I wonder if you ever had undercover turning up at Dial House.
We must have had undercover turning up at various points. The whole "Thatchergate" thing [a hoax conversation between Margaret Thatcher and Ronald Reagan, produced by Crass] had to have been exposed somehow. Nobody knew about it. It was done in the utmost secrecy, locked up every night, and we absolutely did not speak about it. So we were quite possibly bugged. But we always felt the best thing to do was go for it. Sometimes there was fear and trepidation, but it was a very self-supporting situation. We were supportive of each other – we had that strength – and there was a tight solidarity stemming from living together, eating together and sleeping together.
Do you ever crave individual space?
Over the last 30 years I've practised meditation and I can pretty much get to a state of complete solitude anywhere.

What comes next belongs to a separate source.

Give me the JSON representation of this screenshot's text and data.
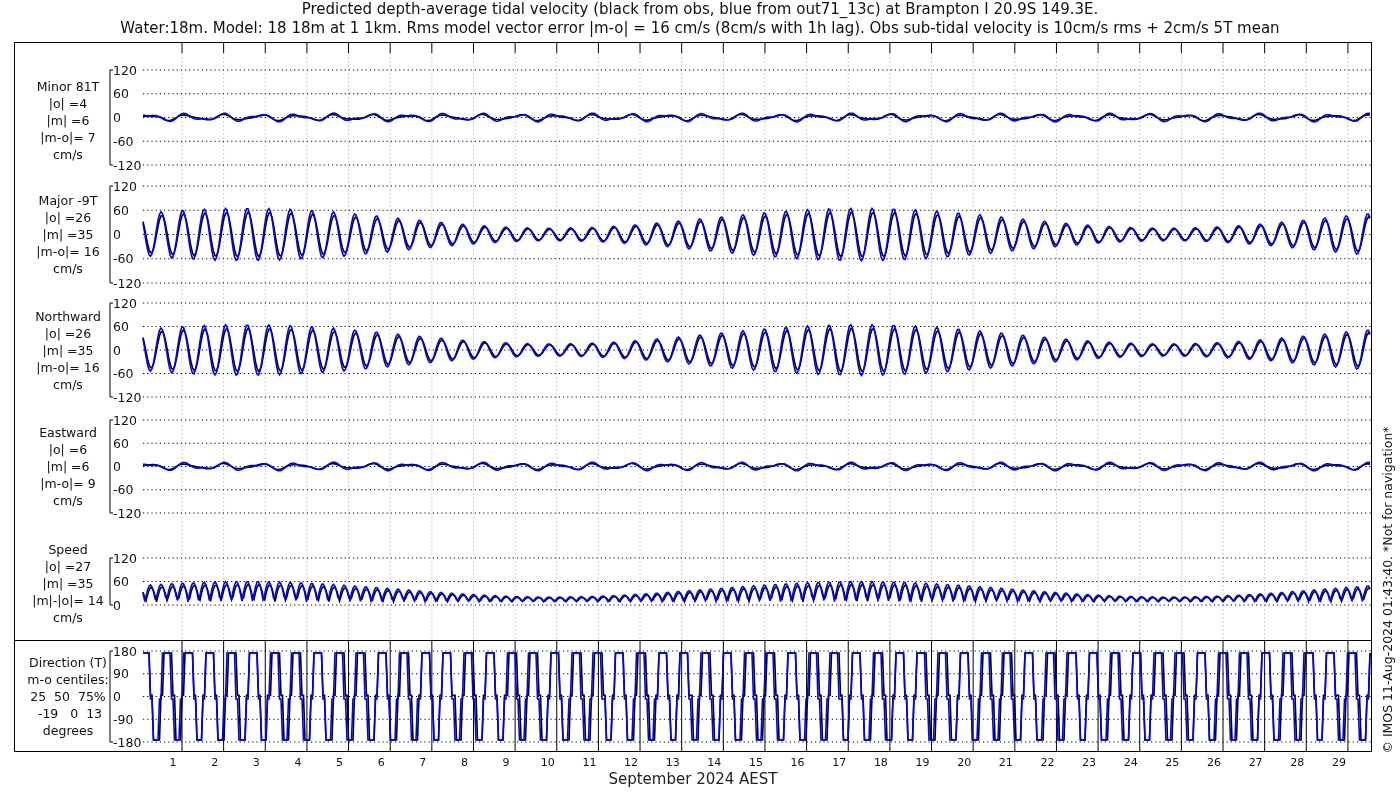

I dearly love people, but I don't always engage on a psychological level, and ever since I've lived here – well, it's none of my business why people come here. I don't try to make it my business. They're free to move and I'm free to move, so I don't feel limited in any way. I can get tired sometimes. The expression is "peopled out", I suppose. Real solitude is a funny thing, though; you don't need to be on top of a mountain. I think solitude is actually about being yourself, and if you're yourself then you're not getting drawn into all the tempestuous dramas that go on in life.

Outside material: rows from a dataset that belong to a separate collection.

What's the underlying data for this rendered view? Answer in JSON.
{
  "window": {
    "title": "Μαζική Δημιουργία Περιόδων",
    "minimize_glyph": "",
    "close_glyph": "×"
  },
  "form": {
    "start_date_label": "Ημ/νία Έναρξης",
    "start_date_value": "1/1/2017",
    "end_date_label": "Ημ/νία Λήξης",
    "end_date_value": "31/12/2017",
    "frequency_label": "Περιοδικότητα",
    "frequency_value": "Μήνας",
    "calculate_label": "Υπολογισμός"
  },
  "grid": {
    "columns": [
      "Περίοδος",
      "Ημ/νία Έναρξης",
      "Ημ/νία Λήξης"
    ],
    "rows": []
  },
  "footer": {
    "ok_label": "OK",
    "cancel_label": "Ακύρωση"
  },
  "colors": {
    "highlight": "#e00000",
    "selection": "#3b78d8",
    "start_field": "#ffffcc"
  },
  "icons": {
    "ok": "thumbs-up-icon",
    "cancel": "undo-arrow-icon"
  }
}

My role as the creator of the idea of the space has been not to engage in that. If there are conflicts, I won't engage unless I'm asked. I don't try to prevent anything happening. I attempt not to give unsolicited opinions because I want it to grow in its own way, not because I've tried to have an effect on the place, because so have the hundreds of people who've come through here. They come back and they look for their spot, you know? They get pissed off if it's not there [laughs].